Well, let's look at that.

  It is likely that the scaling properties of the internet
  will demand a change in the lower level protocols.

  When this happens, the higher layer protocols (like DNSSEC) will
  have to be reworked.

  So DNSSEC gets broken. Fix DNSSEC after we fix the
  infrastructure.

  With NAT you can subdivide the network to many orders of growth.
  The sum work saved by doing this vastly outweighs the work
  required to adapt DNSSEC.

Well, I don't know as where that's necessarily true, and as I noted in
a private reply to someone else on this, there's a trend to make
fundamental architectural changes in the net with, I think, too little
attention to how many assumptions will get broken, there.

An analogy is in order here.

A few years back, someone had the bright idea that tires, which are
incredibly difficult to recycle effectively, might be well used as
filler in manufacturing asphalt to pave roads.

Apparently, however, insufficient testing was performed... as the roads
started _catching on fire_.

Changes as fundamental as breaking the assumptions currently safe about
end-to-end connectivity and routability in something as pervasive and
mission critical as the Internet Backbone (ie: the collective capacity
of the 26 or so current commercial and government backbones) merit
_extensive_ real-world testing.

  For example, the root name system could interoperate with the NAT
  machines in a controlled manner. No, it's not a trivial task.
  However, isn't it easier than renumbering the entire address space
  and putting more space into the problem?

Not necessarily.
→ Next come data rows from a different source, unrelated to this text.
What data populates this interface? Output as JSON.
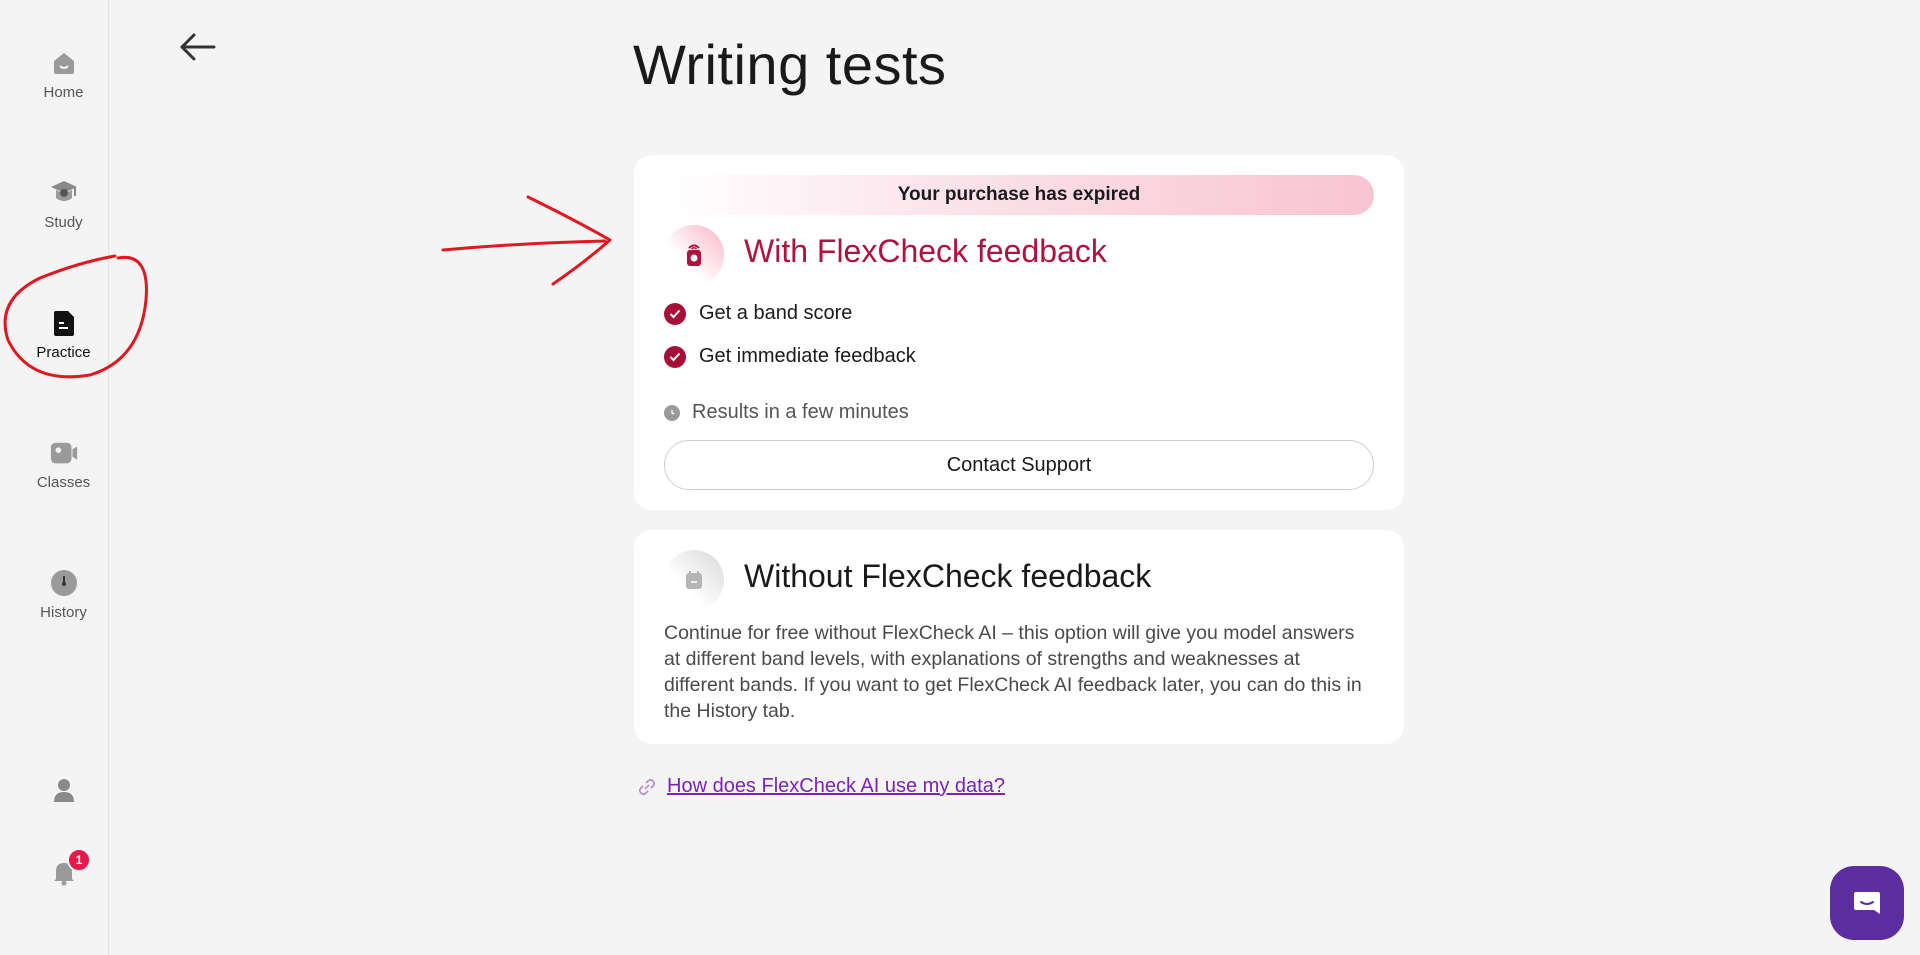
{
  "sidebar": {
    "items": [
      {
        "label": "Home",
        "icon": "home-icon"
      },
      {
        "label": "Study",
        "icon": "graduation-cap-icon"
      },
      {
        "label": "Practice",
        "icon": "document-icon"
      },
      {
        "label": "Classes",
        "icon": "video-camera-icon"
      },
      {
        "label": "History",
        "icon": "clock-icon"
      }
    ],
    "profile_icon": "user-icon",
    "notifications": {
      "icon": "bell-icon",
      "count": "1"
    }
  },
  "page": {
    "title": "Writing tests"
  },
  "with_feedback": {
    "banner": "Your purchase has expired",
    "title": "With FlexCheck feedback",
    "features": [
      "Get a band score",
      "Get immediate feedback"
    ],
    "results_text": "Results in a few minutes",
    "contact_label": "Contact Support",
    "accent_color": "#b0123e"
  },
  "without_feedback": {
    "title": "Without FlexCheck feedback",
    "description": "Continue for free without FlexCheck AI – this option will give you model answers at different band levels, with explanations of strengths and weaknesses at different bands. If you want to get FlexCheck AI feedback later, you can do this in the History tab."
  },
  "data_link": {
    "label": "How does FlexCheck AI use my data?",
    "color": "#7b22b8"
  },
  "colors": {
    "annotation": "#e0181f",
    "chat_button": "#5b2d9f",
    "badge": "#e8194a"
  }
}
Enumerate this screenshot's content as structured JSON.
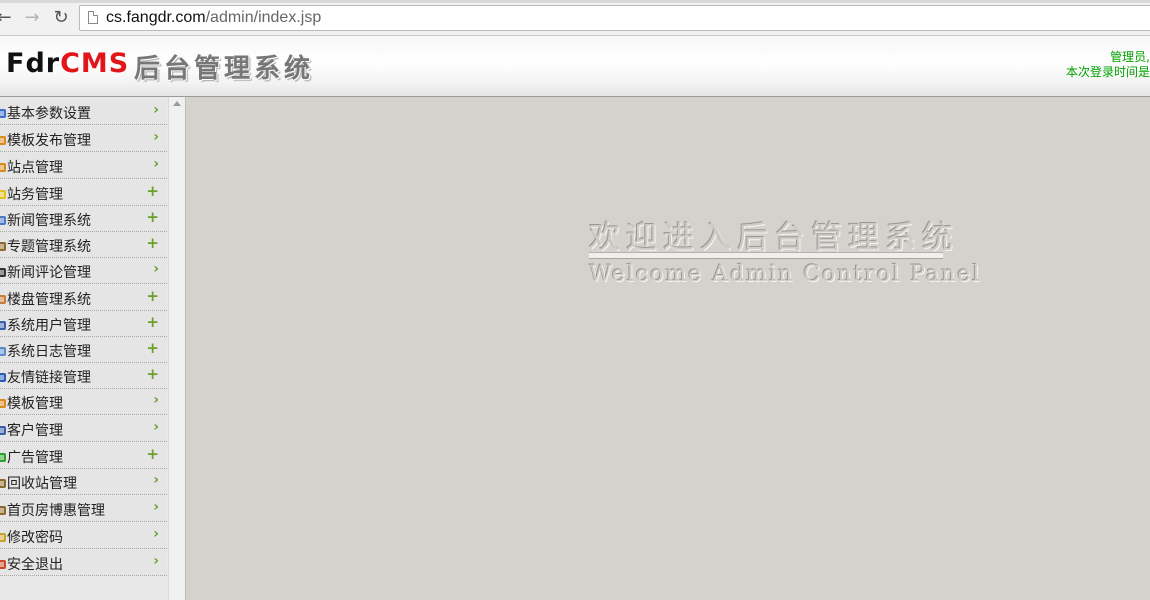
{
  "browser": {
    "back_glyph": "←",
    "forward_glyph": "→",
    "reload_glyph": "↻",
    "url_host": "cs.fangdr.com",
    "url_path": "/admin/index.jsp"
  },
  "header": {
    "logo_part1": "Fdr",
    "logo_part2": "CMS",
    "system_title": "后台管理系统",
    "admin_line1": "管理员,",
    "admin_line2": "本次登录时间是"
  },
  "sidebar": {
    "items": [
      {
        "label": "基本参数设置",
        "icon": "gear-icon",
        "indicator": "›"
      },
      {
        "label": "模板发布管理",
        "icon": "chart-icon",
        "indicator": "›"
      },
      {
        "label": "站点管理",
        "icon": "chart-icon",
        "indicator": "›"
      },
      {
        "label": "站务管理",
        "icon": "bulb-icon",
        "indicator": "+"
      },
      {
        "label": "新闻管理系统",
        "icon": "document-icon",
        "indicator": "+"
      },
      {
        "label": "专题管理系统",
        "icon": "pin-icon",
        "indicator": "+"
      },
      {
        "label": "新闻评论管理",
        "icon": "list-icon",
        "indicator": "›"
      },
      {
        "label": "楼盘管理系统",
        "icon": "building-icon",
        "indicator": "+"
      },
      {
        "label": "系统用户管理",
        "icon": "user-icon",
        "indicator": "+"
      },
      {
        "label": "系统日志管理",
        "icon": "log-icon",
        "indicator": "+"
      },
      {
        "label": "友情链接管理",
        "icon": "link-icon",
        "indicator": "+"
      },
      {
        "label": "模板管理",
        "icon": "chart-icon",
        "indicator": "›"
      },
      {
        "label": "客户管理",
        "icon": "user-icon",
        "indicator": "›"
      },
      {
        "label": "广告管理",
        "icon": "globe-icon",
        "indicator": "+"
      },
      {
        "label": "回收站管理",
        "icon": "pin-icon",
        "indicator": "›"
      },
      {
        "label": "首页房博惠管理",
        "icon": "pin-icon",
        "indicator": "›"
      },
      {
        "label": "修改密码",
        "icon": "key-icon",
        "indicator": "›"
      },
      {
        "label": "安全退出",
        "icon": "exit-icon",
        "indicator": "›"
      }
    ]
  },
  "main": {
    "welcome_cn": "欢迎进入后台管理系统",
    "welcome_en": "Welcome Admin Control Panel"
  },
  "colors": {
    "brand_red": "#e2151b",
    "admin_text": "#00a000",
    "menu_arrow": "#6aa02a",
    "main_bg": "#d5d2ce",
    "sidebar_bg": "#e5e5e5"
  }
}
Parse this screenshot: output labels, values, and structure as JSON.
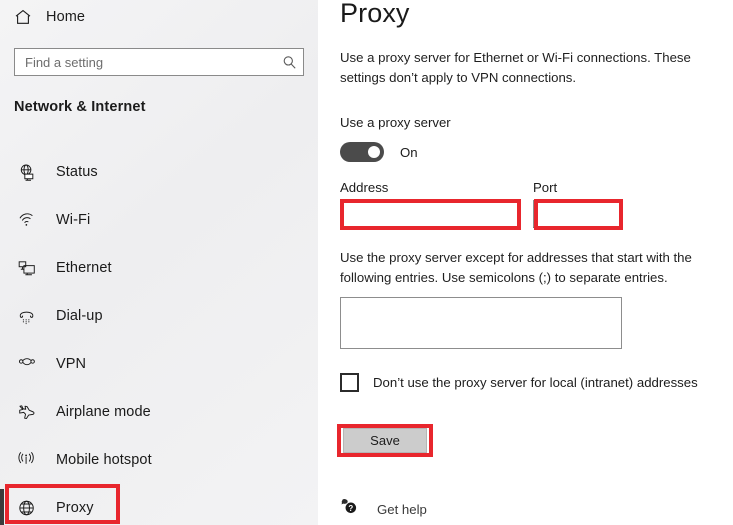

What would be required here would be for a given
nameserver to query a NAT server for the appropriate translation, put
_that_ address is it's response, and sign the result, avoiding the
necessity of the layer 3 NAT box to poke into the layer 4 DNS response.

And, of course, then the DNS server is professing to be authoritative
for the NAT server... and trust isn't necessarily commutative.

I agree with Paul; we've dragged this out about as far as it will go;
let's adjourn further discussions to the NOD list, shall we?